It is impossible to read this chapter without being deeply moved by the tender love and care of God so signally displayed throughout the whole. To think of his deigning to keep such a record of the journeyings of His poor people, from the moment they marched out of Egypt until they crossed the Jordan—from the land of death and darkness to the land flowing with milk and honey.
He went before them every step of the way; He traveled over every stage of the wilderness; in all their afflictions He was afflicted. He took care of them like a tender nurse. He suffered not their garments to wax old, nor their feet to swell, for these forty years; and here He retraces the entire way by which His hand had led them, carefully noting down each successive stage of that marvelous pilgrimage, and every spot in the desert at which they had halted. What a journey! What a Traveling-Companion!
It is very consolatory to the heart of the poor weary pilgrim to be assured that every stage of his wilderness journey is marked out by the infinite love and unerring wisdom of God. He is leading His people by a right way, home to Himself; and there is not a single circumstance in their lot, or a single ingredient in their cup, which is not carefully ordered by Himself, with direct reference to their present profit and their everlasting felicity. Let it only be our care to walk with Him, day by day, in simple confidence, casting all our care upon Him, and leaving ourselves and all our belongings absolutely in His hands.

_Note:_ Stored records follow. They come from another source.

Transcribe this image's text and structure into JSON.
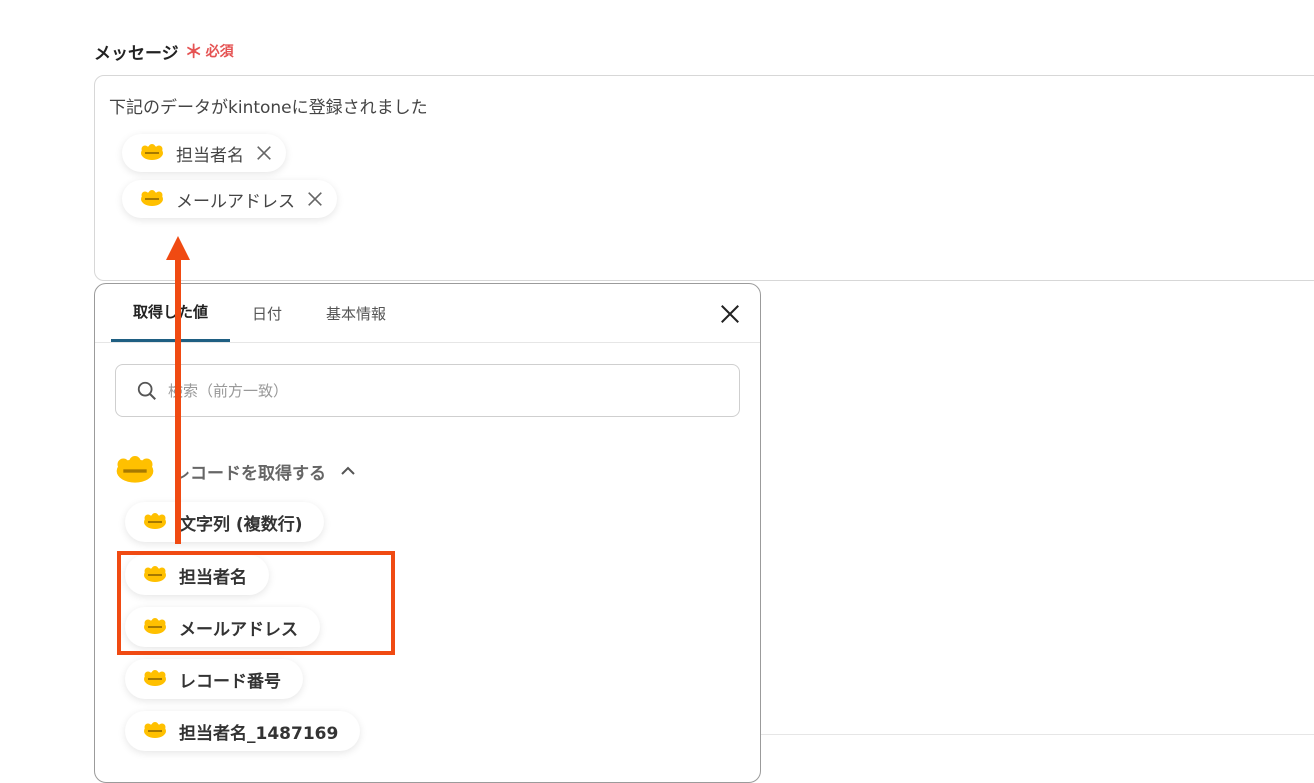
{
  "field": {
    "label": "メッセージ",
    "required_mark": "＊",
    "required_text": "必須"
  },
  "message": {
    "text": "下記のデータがkintoneに登録されました",
    "chips": [
      {
        "label": "担当者名",
        "icon": "kintone-logo"
      },
      {
        "label": "メールアドレス",
        "icon": "kintone-logo"
      }
    ]
  },
  "panel": {
    "tabs": [
      {
        "label": "取得した値",
        "active": true
      },
      {
        "label": "日付"
      },
      {
        "label": "基本情報"
      }
    ],
    "search_placeholder": "検索（前方一致）",
    "group": {
      "title": "レコードを取得する",
      "items": [
        {
          "label": "文字列 (複数行)"
        },
        {
          "label": "担当者名"
        },
        {
          "label": "メールアドレス"
        },
        {
          "label": "レコード番号"
        },
        {
          "label": "担当者名_1487169"
        }
      ]
    }
  },
  "colors": {
    "accent": "#1f5f82",
    "highlight": "#f04a12",
    "required": "#e55353",
    "kintone": "#ffc000"
  }
}
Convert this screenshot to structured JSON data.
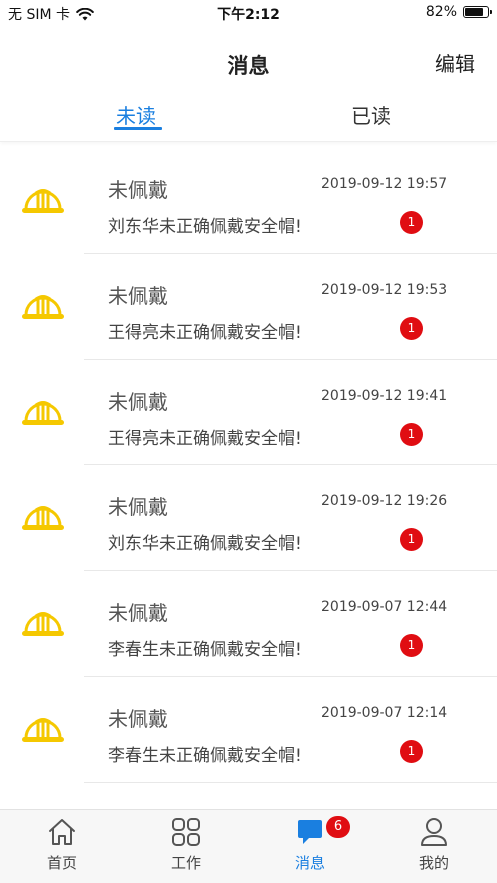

This is the true source of peace and blessedness all the journey through; and then, when our desert wanderings are over—when the last stage of the wilderness has been trodden, He will take us home to be with Himself forever.
God recalls to His people, the way they had come, now that their long journey almost ended. Their stopping places are named, but not a word is said of the murmuring, and even rebellion against Him on the way. How gracious God is! It was good for His people to recall the way they had been brought, and no doubt they thought with shame of their past waywardness as they faced the home prepared for them across the river of death.
The closing verses of the chapter bring out the fact that there was to be war in taking possession of the land; its inhabitants were to be entirely driven away, and all their idols, and everything that belonged to them, were to be destroyed.
Failure to carry out God’s desire for them meant sorrow and vexation, and the certain judgment of God. We shall see what this became, D. V., as we go on through the succeeding books of the Bible.